Aela recalled that when she had first tried to study her aura in detail, it had all seemed so overwhelming. Now, as then, Turtle showed her the way. She took her journey through her own aura one step at a time. One thread at a time. Just like a turtle walking across a meadow. She would reach her goal in the end. She always did.
She followed thread after thread of power, and finally came to those of her hands. Years of study and experience at the Ingenium's hospital had taught her to easily identify which of the numerous strands of energy governed her muscles, which her tendons, her bones, her skin, her nails, her blood vessels, her nerves, and so on. Most people probably never imagined how many separate systems had to work in perfect concert to perform an act as simple as making a fist. Aela saw them all here, enveloping her consciousness.
So she took the strands of power that shaped her flesh and bone, and went to work. Auras were abiding, not easily altered. They were meant to last after all. Yet they were not utterly immutable. They did change naturally over time. As a mountain was slowly shaped by wind and water, an aura was slowly changed through the natural process of living.
It took energy to pare, and snip, and shorten the filaments of flesh and bone, of blood vessels and nerves. Yet that was the easy part. The difficult part was making those changes permanent. An aura wanted to snap back into its original design. That is what made healing so easy. Aela almost snorted at the thought. Yet the truth was that stitching together arteries and bones with nothing but mana and will was child's play compared to what she now undertook. This felt like she was trying to bend iron with her bare hands.
But what was mere iron compared to magic? Aela willed her reality to change. The mana she now expended was prodigious. More than defending the
Frisverd in the Dark Barrow. More than any act of healing. Her power became a forge, her aura the iron, and her will the hammer that shaped it.
So she hammered away at her aura. Not blindly, or even brutally. But with the skill and precision of a master jeweler. She had to be that careful, lest she go too far and literally break one or more of the threads of her aura. Then she might end up maimed, or worse.
She did not know how long she spent there, laboring in the forge of transformation. She did know that she was exhausted by the time she had finished. Her body was covered in sweat, and her hair hung down like wet a mop behind her head. She was thankful for the braids Hrafngoelir had put in, otherwise that sweaty mess probably would have been plastered across her face as well.
She looked around to find that the sun was fading in the west, burning bright and red like a giant torch above the horizon. Loria sat beside her, his cards laid out on the deck before them. He had been playing a game of patience. He took the time to coolly lay down one final card before turning to look at her.
"So how went it?" he asked softly.
"Let us see," Aela breathed. She lifted one hand before her palm flattened outward. The Light Elf raised his own to meet hers. His soft skin pressed against hers, and Aela noted that her fingers were notably shorter than his now, and her palm plainly narrower. Her man-hands were gone. Now they appeared as normal - and evenly proportioned - as any woman's.

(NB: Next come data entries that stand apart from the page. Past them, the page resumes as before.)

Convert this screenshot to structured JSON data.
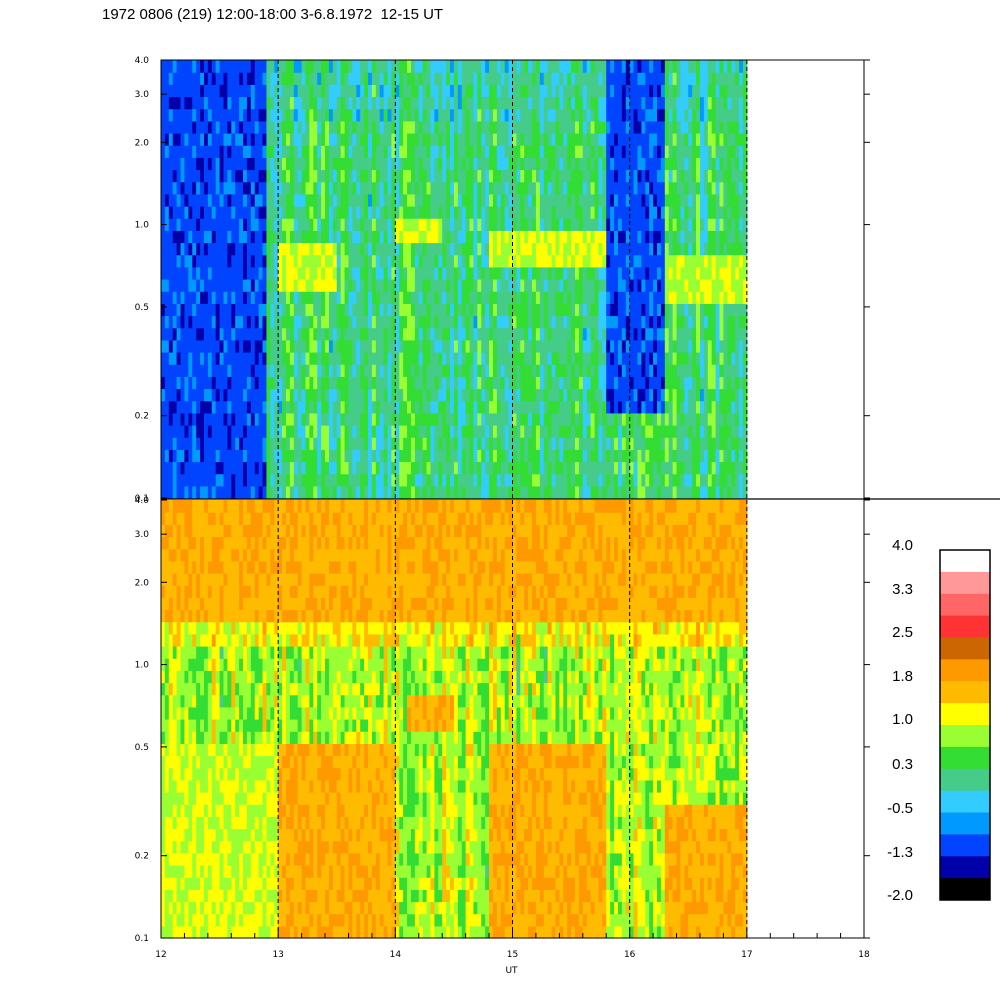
{
  "title": "1972 0806 (219) 12:00-18:00 3-6.8.1972  12-15 UT",
  "chart_data": [
    {
      "type": "heatmap",
      "panel": "top",
      "xlabel": "",
      "ylabel": "",
      "x_range": [
        12,
        18
      ],
      "data_x_range": [
        12,
        17
      ],
      "y_range": [
        0.1,
        4.0
      ],
      "y_scale": "log",
      "y_ticks": [
        "0.1",
        "0.2",
        "0.5",
        "1.0",
        "2.0",
        "3.0",
        "4.0"
      ],
      "marker_lines_ut": [
        13,
        14,
        15,
        16,
        17
      ],
      "dominant_bands": [
        {
          "ut": [
            12.0,
            12.9
          ],
          "freq": [
            0.1,
            4.0
          ],
          "level": -1.3
        },
        {
          "ut": [
            13.0,
            13.5
          ],
          "freq": [
            0.6,
            0.9
          ],
          "level": 1.0
        },
        {
          "ut": [
            14.0,
            14.4
          ],
          "freq": [
            0.9,
            1.1
          ],
          "level": 1.0
        },
        {
          "ut": [
            14.8,
            15.8
          ],
          "freq": [
            0.7,
            0.95
          ],
          "level": 1.0
        },
        {
          "ut": [
            15.8,
            16.3
          ],
          "freq": [
            0.2,
            4.0
          ],
          "level": -1.3
        },
        {
          "ut": [
            16.3,
            17.0
          ],
          "freq": [
            0.5,
            0.75
          ],
          "level": 1.0
        }
      ]
    },
    {
      "type": "heatmap",
      "panel": "bottom",
      "xlabel": "UT",
      "ylabel": "",
      "x_range": [
        12,
        18
      ],
      "data_x_range": [
        12,
        17
      ],
      "y_range": [
        0.1,
        4.0
      ],
      "y_scale": "log",
      "y_ticks": [
        "0.1",
        "0.2",
        "0.5",
        "1.0",
        "2.0",
        "3.0",
        "4.0"
      ],
      "x_ticks": [
        "12",
        "13",
        "14",
        "15",
        "16",
        "17",
        "18"
      ],
      "marker_lines_ut": [
        13,
        14,
        15,
        16,
        17
      ],
      "dominant_bands": [
        {
          "ut": [
            12.0,
            13.0
          ],
          "freq": [
            0.1,
            0.5
          ],
          "level": 1.0
        },
        {
          "ut": [
            12.0,
            17.0
          ],
          "freq": [
            1.5,
            4.0
          ],
          "level": 1.8
        },
        {
          "ut": [
            13.0,
            14.0
          ],
          "freq": [
            0.1,
            0.5
          ],
          "level": 1.8
        },
        {
          "ut": [
            14.1,
            14.5
          ],
          "freq": [
            0.6,
            0.8
          ],
          "level": 1.8
        },
        {
          "ut": [
            14.8,
            15.8
          ],
          "freq": [
            0.1,
            0.5
          ],
          "level": 1.8
        },
        {
          "ut": [
            16.3,
            17.0
          ],
          "freq": [
            0.1,
            0.3
          ],
          "level": 1.8
        }
      ]
    }
  ],
  "colorbar": {
    "tick_labels": [
      "4.0",
      "3.3",
      "2.5",
      "1.8",
      "1.0",
      "0.3",
      "-0.5",
      "-1.3",
      "-2.0"
    ],
    "colors": [
      "#ffffff",
      "#ff9999",
      "#ff6666",
      "#ff3333",
      "#cc6600",
      "#ff9900",
      "#ffbb00",
      "#ffff00",
      "#99ff33",
      "#33dd33",
      "#44cc88",
      "#33ccff",
      "#0099ff",
      "#0044ff",
      "#0000aa",
      "#000000"
    ]
  }
}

"Magic is the quite literally the ability to reshape the world." Her own words to Alcheon a few days before came back to her.
"To make reality how you will it to be."Aela could not restrain the grin that blossomed from her features. Loria wrapped his fingers around hers and squeezed gently. Then she hugged him, sweat and all.
"Did I ever tell you that you are amazing?" he murmured. "Almost as amazing as I am!"